One of the key beliefs held by many Wall Street investment banks and broker / dealers over the past 30 years is that the equity research business is critically important to attracting and keeping clients — whether it was institutional investors in the late 70’s and 80’s, or investment banking customers in the 90’s.
Unfortunately, now in the post-Settlement era, the real question isn’t whether equity research is important, but rather can Wall Street afford to fund equity research based on today’s economics and the lack of a viable business model.
According to data collected by Sanford Bernstein, the average equity research budget of the top eight investment banks was over $210 million per firm per year in 2003 — excluding legal, compliance, and corporate overhead. Based on our own estimates, this would put Wall Street equity research budgets at over $390 million per firm, or in excess of $190,000 PER YEAR PER COMPANY UNDER COVERAGE.
With equity commissions on the wane, ECN use on the rise, and the inability to support equity research with investment banking, some might ask if it makes financial sense to continue producing Wall Street equity research.
Perhaps this is one reason that rumors continue to persist that a few venerable Wall Street firms question whether they should continue funding their equity research departments.
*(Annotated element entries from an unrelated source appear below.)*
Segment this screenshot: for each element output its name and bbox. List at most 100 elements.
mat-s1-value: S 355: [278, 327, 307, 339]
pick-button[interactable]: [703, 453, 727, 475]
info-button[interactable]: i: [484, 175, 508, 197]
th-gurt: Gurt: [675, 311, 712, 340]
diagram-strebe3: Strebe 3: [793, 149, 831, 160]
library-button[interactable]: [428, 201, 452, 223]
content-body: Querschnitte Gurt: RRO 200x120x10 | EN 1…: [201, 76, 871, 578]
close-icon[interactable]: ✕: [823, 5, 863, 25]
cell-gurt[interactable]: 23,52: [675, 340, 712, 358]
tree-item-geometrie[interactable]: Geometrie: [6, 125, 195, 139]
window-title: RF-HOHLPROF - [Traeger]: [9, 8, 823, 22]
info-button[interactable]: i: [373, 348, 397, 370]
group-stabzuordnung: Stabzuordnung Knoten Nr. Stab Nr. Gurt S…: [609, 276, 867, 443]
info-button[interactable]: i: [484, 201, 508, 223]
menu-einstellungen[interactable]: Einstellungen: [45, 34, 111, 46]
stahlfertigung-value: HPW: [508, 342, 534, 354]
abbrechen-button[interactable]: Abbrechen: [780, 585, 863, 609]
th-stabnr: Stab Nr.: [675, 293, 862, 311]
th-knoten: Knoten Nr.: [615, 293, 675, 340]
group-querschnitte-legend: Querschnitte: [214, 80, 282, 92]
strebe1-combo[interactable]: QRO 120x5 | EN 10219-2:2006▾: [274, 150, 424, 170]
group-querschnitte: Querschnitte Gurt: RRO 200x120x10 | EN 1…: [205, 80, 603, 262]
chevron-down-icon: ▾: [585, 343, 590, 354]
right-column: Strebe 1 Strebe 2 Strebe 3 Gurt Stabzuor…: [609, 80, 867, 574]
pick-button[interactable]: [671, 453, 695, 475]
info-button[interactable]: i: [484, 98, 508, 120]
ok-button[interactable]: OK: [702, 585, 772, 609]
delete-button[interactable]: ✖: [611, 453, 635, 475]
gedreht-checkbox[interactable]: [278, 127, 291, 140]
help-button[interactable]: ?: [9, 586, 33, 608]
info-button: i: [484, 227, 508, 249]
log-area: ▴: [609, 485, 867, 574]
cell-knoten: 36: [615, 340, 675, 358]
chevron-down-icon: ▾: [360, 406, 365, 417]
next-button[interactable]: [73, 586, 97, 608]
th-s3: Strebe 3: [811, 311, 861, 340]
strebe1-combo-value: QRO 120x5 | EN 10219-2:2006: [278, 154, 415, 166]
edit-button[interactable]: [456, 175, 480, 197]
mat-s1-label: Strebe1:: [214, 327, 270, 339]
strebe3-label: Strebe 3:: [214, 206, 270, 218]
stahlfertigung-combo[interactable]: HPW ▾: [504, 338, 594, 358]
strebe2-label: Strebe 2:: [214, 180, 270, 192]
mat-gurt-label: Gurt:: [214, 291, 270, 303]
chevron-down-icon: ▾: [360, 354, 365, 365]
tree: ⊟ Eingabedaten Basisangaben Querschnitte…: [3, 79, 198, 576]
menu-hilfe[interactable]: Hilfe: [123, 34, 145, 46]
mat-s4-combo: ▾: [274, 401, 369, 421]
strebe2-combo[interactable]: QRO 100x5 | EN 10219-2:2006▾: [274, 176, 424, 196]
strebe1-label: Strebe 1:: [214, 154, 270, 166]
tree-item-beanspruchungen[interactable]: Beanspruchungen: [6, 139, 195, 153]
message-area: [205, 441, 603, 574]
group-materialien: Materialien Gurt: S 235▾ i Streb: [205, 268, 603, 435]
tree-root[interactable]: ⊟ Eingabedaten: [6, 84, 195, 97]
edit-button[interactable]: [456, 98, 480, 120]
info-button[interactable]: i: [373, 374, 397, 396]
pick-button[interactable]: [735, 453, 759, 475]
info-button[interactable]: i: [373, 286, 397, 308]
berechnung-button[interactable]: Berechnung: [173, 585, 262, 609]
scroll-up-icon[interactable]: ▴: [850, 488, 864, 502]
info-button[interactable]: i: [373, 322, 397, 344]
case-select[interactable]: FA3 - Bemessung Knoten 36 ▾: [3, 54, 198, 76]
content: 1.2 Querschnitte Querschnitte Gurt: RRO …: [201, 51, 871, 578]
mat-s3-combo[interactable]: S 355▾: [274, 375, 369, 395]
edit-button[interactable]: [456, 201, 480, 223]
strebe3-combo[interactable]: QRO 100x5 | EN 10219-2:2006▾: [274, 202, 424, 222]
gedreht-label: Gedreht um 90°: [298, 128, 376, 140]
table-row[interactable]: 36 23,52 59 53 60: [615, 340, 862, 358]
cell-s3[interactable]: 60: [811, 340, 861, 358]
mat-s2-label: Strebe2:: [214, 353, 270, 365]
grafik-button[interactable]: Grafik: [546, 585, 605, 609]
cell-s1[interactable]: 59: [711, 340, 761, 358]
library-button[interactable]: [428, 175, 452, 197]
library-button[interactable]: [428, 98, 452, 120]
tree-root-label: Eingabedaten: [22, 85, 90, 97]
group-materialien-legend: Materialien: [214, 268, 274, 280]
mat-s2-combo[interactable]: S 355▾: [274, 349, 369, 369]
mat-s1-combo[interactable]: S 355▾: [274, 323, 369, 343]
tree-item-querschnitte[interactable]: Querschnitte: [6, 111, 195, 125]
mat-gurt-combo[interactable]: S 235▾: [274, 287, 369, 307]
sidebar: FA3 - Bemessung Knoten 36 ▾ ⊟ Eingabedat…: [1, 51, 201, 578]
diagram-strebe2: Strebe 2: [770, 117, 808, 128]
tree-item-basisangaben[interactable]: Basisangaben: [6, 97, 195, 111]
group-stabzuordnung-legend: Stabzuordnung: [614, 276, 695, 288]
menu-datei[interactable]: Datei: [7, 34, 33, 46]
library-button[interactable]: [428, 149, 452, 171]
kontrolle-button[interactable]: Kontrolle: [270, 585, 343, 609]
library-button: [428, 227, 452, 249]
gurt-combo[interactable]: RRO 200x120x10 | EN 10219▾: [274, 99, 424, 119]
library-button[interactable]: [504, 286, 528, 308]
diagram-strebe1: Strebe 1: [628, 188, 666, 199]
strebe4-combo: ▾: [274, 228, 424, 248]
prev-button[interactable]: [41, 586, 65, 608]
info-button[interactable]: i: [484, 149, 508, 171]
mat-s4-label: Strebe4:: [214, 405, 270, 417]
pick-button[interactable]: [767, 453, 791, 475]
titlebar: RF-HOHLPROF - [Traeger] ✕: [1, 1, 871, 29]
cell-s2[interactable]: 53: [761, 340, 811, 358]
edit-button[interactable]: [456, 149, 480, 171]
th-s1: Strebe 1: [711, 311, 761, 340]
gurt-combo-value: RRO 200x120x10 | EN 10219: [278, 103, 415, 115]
A number of market participants whisper that Goldman might be considering getting out of the busines altogether and focusing on their profitable proprietary trading busines instead.
While we are not sure that such a dramatic rumor is true, we do know that the financial pressures faced by Wall Street research departments are very real and that it would not be surprising if some sell-side firms were undergoing this kind of soul searching.